第2話
夕食前に、男はひとまず風呂に入った。湯は非常に柔らかく、「名湯」と呼んでもおかしくないものだった。男は身体中に染み入ってくるようなその湯に驚いた。
「こんな温泉があるなんてな。もっと有名になっても良いだろうに」
身体は芯から温まり、湯上りの肌はさらりとしている。
さらに男が驚いたのが食事だ。華やかさはなかったが、この辺りで採れたものなのだろう。鹿と猪の肉に、新鮮な茸や山菜が並ぶ。蒟蒻や豆腐も手作りの物のようで、どれも都会では味わえないものばかりだった。

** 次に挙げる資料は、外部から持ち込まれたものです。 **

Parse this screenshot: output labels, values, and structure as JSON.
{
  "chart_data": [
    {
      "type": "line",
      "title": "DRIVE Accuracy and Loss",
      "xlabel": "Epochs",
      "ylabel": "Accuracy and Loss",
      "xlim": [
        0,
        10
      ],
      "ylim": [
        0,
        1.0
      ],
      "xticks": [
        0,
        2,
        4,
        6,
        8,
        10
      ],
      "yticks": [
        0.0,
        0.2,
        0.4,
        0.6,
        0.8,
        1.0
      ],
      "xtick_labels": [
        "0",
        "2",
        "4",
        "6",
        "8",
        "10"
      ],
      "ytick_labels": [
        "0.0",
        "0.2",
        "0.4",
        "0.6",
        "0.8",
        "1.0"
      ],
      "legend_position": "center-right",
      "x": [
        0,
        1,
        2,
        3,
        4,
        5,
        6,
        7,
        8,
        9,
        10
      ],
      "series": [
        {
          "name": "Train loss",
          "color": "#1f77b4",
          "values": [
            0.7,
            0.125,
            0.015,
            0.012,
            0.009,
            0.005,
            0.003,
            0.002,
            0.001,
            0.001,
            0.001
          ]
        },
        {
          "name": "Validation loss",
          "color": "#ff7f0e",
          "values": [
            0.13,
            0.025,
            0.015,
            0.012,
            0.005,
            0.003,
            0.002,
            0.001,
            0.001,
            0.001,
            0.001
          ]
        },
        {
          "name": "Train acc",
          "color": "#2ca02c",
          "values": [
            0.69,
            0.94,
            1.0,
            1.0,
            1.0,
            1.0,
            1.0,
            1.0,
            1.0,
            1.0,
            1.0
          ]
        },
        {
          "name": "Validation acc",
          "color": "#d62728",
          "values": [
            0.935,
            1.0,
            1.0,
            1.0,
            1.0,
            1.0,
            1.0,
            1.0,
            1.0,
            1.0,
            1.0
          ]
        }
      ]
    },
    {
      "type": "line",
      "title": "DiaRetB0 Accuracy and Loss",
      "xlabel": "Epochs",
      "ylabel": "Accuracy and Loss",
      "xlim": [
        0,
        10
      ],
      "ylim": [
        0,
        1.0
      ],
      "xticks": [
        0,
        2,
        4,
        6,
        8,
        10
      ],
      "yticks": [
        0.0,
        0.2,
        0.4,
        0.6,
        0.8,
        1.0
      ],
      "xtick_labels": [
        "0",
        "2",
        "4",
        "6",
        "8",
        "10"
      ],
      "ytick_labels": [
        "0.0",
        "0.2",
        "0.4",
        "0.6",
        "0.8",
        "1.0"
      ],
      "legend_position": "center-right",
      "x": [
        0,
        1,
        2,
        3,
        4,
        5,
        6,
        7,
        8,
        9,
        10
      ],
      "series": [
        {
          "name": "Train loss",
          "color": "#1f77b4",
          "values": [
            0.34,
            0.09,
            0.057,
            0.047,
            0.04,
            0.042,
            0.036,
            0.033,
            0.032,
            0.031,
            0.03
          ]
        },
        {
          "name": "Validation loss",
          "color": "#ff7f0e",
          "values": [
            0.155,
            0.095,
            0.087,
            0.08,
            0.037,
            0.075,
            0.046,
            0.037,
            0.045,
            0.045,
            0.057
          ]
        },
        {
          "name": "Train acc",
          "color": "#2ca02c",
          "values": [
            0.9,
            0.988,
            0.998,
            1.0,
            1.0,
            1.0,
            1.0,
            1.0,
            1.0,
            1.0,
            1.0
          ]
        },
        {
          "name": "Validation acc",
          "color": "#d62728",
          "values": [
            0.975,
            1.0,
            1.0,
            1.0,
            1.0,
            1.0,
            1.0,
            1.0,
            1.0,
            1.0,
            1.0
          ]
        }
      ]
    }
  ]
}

話のネタに、と考えていたにもかかわらず、男はその料理を写真に収めることも忘れ、夢中になって箸を運んだ。
男は食事を済ませると、もう一度湯船に浸かった。山に囲まれていて、決して広いとはいえない星空だったが、
布団に入った男は、これまでに経験したことのない深い眠りについた。翌朝の目覚めは、まるで新しい身体に新しい命を吹き込んだかのようにすがすがしいものだった。
「いやあ、驚きました。こんな所があるなんて。絶対にまた来ますよ」
財布から代金の三千円を取り出しながら男がそう言うと、女性は変わらず微笑みを浮かべていたが、そこから出た言葉は、男が予想していなかった言葉だった。
「もうお越しになれませんよ。この宿は一泊しかできないと申したじゃありませんか」
男は昨日言われたことを思い出した。確かに一泊しかできないとは言われたが、もう二度と泊れないという意味だとは思わなかった。
「え? もしかして、この宿はもう閉めちゃうんですか?」
「そうではありません。この宿に泊まれるのは、一生のうち一度きり。お客様はここに何しに来られたか憶えてらっしゃらないですか?」
何をしにこの地に来たのか。男はそれを訊かれて、この地を訪れた目的を思い出した。
「そうでした。おかしなもんですね。すっかり忘れていました」
男はそう言って頭を掻いた。
「私は自殺したんだった」
男のその様子に、女性はやはり柔らかく笑った。